L'avis de RicochetLa vie de Peter , 14 ans, n’est pas facile. Il ne se sent bien nulle part et a déjà été renvoyé de plusieurs lycées. Il pense que tout est de la faute de sa sœur jumelle, Maya. Elle est tout le temps avec lui pourtant, lui parle, le soutient, alors qu’elle est morte il y a neuf ans déjà. Peter est le seul à la voir, à communiquer avec elle car il a développé des dons de médium. Le plus cher désir du garçon est d’être comme tout le monde, passer inaperçu, ne pas avoir d’ennuis. C’est dans cet état d’esprit qu’il arrive en cours d’année au pensionnat de St Gabriel, un établissement situé très loin de chez lui et fréquenté par des rejetons de familles aisées.
Rapidement, la situation devient douloureuse pour Peter. Il est remarqué par l’une des terreurs de l’école, Tyler Matheson, qui prend plaisir à le harceler. Il s’inquiète pour sa sœur, Maya, qui erre dans le pensionnat pour échapper à un croque-mitaine voulant qu’elle rejoigne le royaume des morts. Enfin, il doit affronter le spectre Movaisogur, dont l’apparition annonce une mort prochaine. Qui doit mourir, comment le prévenir, comment éviter cette mort ? Voilà à quoi Peter le médium est confronté.
Bien que cette nouvelle série se déroule dans un univers très anglo-saxon, N.M. Zimmermann est bien une auteure française, familière des territoires fantastiques (Eden city, publié chez Milan).

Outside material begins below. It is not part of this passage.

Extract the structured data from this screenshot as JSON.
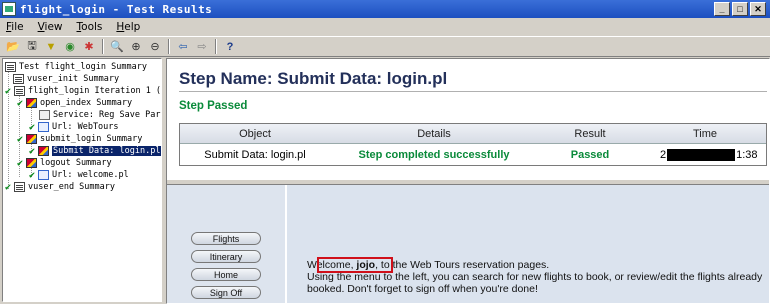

Le pensionnat est un lieu incontournable de bien des romans fantastiques proposés aux adolescents. C’est un endroit clos, souvent isolé, mystérieux, où les élèves vivent entre eux, où les luttes de pouvoir se développent rapidement, et où les créatures de toutes sortes y évoluent. St Gabriel ne fait pas exception à la règle, l’on y croise quelques fantômes, spectres annonciateurs de mort et autres croque-mitaine. Cet aspect-là n’est pas le plus intéressant du roman, qui comporte quelques longueurs. La relation de Peter et de Maya, jumeaux qui ne parviennent pas à se quitter malgré la mort de la seconde, le vif désir de Peter à vouloir s’intégrer dans le monde réel, la souffrance vécue par le frère et la sœur du fait de leurs différences, tout cela est plus intéressant et propice à un développement plus dense. Attendons la suite.